Joe’s memories of VE Day

 

1-15Joe and Jean on wedding day

On this special 75th anniversary of VE Day, I would like to share the short passage from Escaping Hitler (Pen and Sword Books 2016), written directly from  Joe’s  memories of that time, spent in Bramley near Basingstoke, serving with the Ordnance Corps and where he met his wife to be Jean Skitmore.  I remember sitting in Joe’s living room hearing his wartime stories, simply feeling grateful that a training injury meant he was unable to go to Europe and fight.

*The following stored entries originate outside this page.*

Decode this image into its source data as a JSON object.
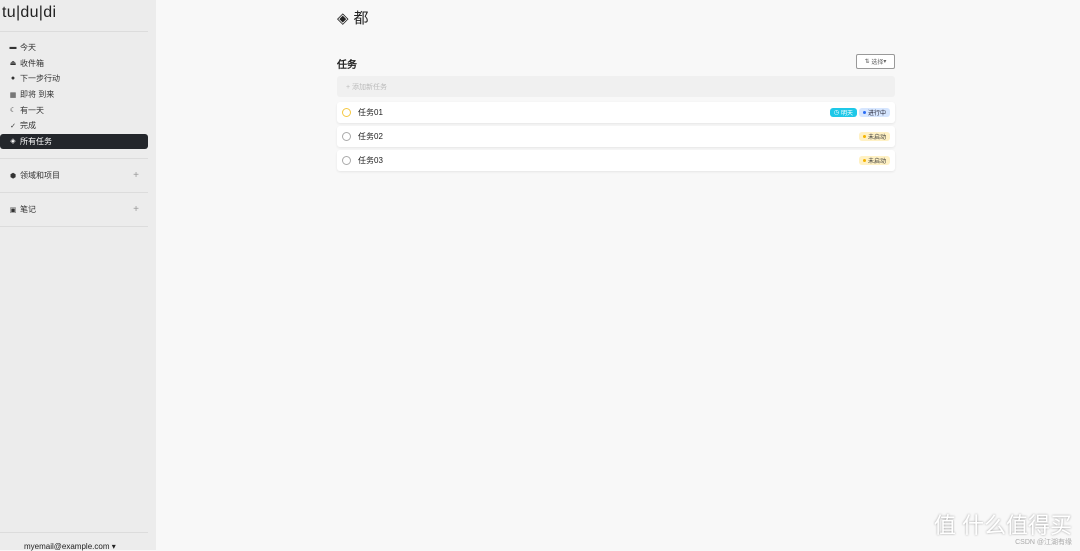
{
  "sidebar": {
    "logo": "tu|du|di",
    "items": [
      {
        "label": "今天",
        "icon": "calendar-icon"
      },
      {
        "label": "收件箱",
        "icon": "inbox-icon"
      },
      {
        "label": "下一步行动",
        "icon": "arrow-circle-icon"
      },
      {
        "label": "即将 到来",
        "icon": "calendar-upcoming-icon"
      },
      {
        "label": "有一天",
        "icon": "moon-icon"
      },
      {
        "label": "完成",
        "icon": "check-circle-icon"
      },
      {
        "label": "所有任务",
        "icon": "layers-icon"
      }
    ],
    "areas_label": "领域和项目",
    "notes_label": "笔记",
    "user_email": "myemail@example.com"
  },
  "main": {
    "title": "都",
    "section": "任务",
    "select_label": "选择",
    "add_placeholder": "+ 添加新任务",
    "tasks": [
      {
        "name": "任务01",
        "badges": [
          {
            "label": "明天",
            "bg": "#1ec8e8",
            "fg": "#fff"
          },
          {
            "label": "进行中",
            "bg": "#d6e6ff",
            "fg": "#223",
            "dot": "#2a6cf5"
          }
        ],
        "circle": "#f5c842"
      },
      {
        "name": "任务02",
        "badges": [
          {
            "label": "未启动",
            "bg": "#fff1c4",
            "fg": "#333",
            "dot": "#f5b400"
          }
        ],
        "circle": "#aaa"
      },
      {
        "name": "任务03",
        "badges": [
          {
            "label": "未启动",
            "bg": "#fff1c4",
            "fg": "#333",
            "dot": "#f5b400"
          }
        ],
        "circle": "#aaa"
      }
    ]
  },
  "watermark": {
    "text": "值 什么值得买",
    "sub": "CSDN @江湖有缘"
  }
}
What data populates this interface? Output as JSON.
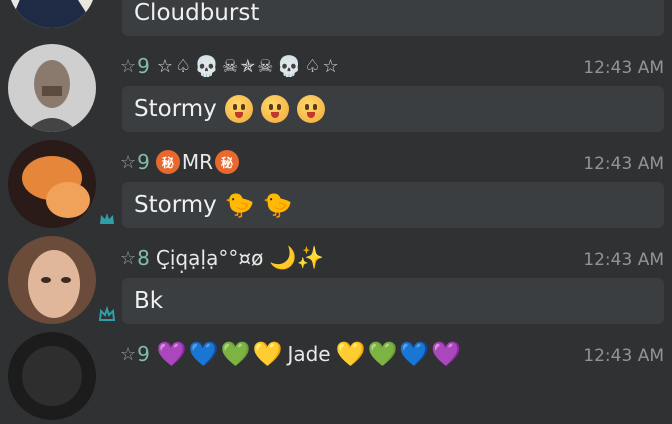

“On 1 May 1945 the BBC announced Hitler’s suicide. The finish-line was in sight. The following evening radio programmes were interrupted with the news that the German Army had surrendered in Italy. Two days later troops capitulated in Denmark. For two days no one knew what was happening. By Monday 7 May expectant crowds were gathering outside Buckingham Palace but still the news did not come. In fact, the British were waiting for Russian and American confirmation of the Nazi defeat. At 7 p.m. Winston Churchill broadcast on the BBC, declaring that the following day would be ‘Victory in Europe Day’. The Nation could allow itself a ‘brief period of rejoicing’, but should remember that Britain was still at war with Japan. After five years people were ready to party. The morning papers led with photographs of vast crowds, many dressed in red, white and blue, celebrating in London the previous evening. That morning the same crowds cheered and sang as King George, Queen Elizabeth and the two princesses Elizabeth and Margaret alongside Churchill, waved enthusiastically from the balcony of Buckingham Palace.

Bramley barracks held a celebration parade. The Commanding Officer made a speech, thanking everyone for his or her valuable contribution to the victory, even if they hadn’t been involved at the front line. That afternoon Joe joined a group of comrades on the train to nearby Basingstoke where they danced in the street and invaded the public houses, the overjoyed landlords honouring the servicemen with a free first drink. It took some time to walk the six miles back to base late that evening, the men having either missed the last bus or more likely having spent every last penny on best beer. Jean and her friends stayed on base holding their own celebration. Young ladies didn’t frequent pubs.”

Images show Jean (centre) celebrating with her colleagues at Bramley camp & Joe and Jean on their wedding day in 1946.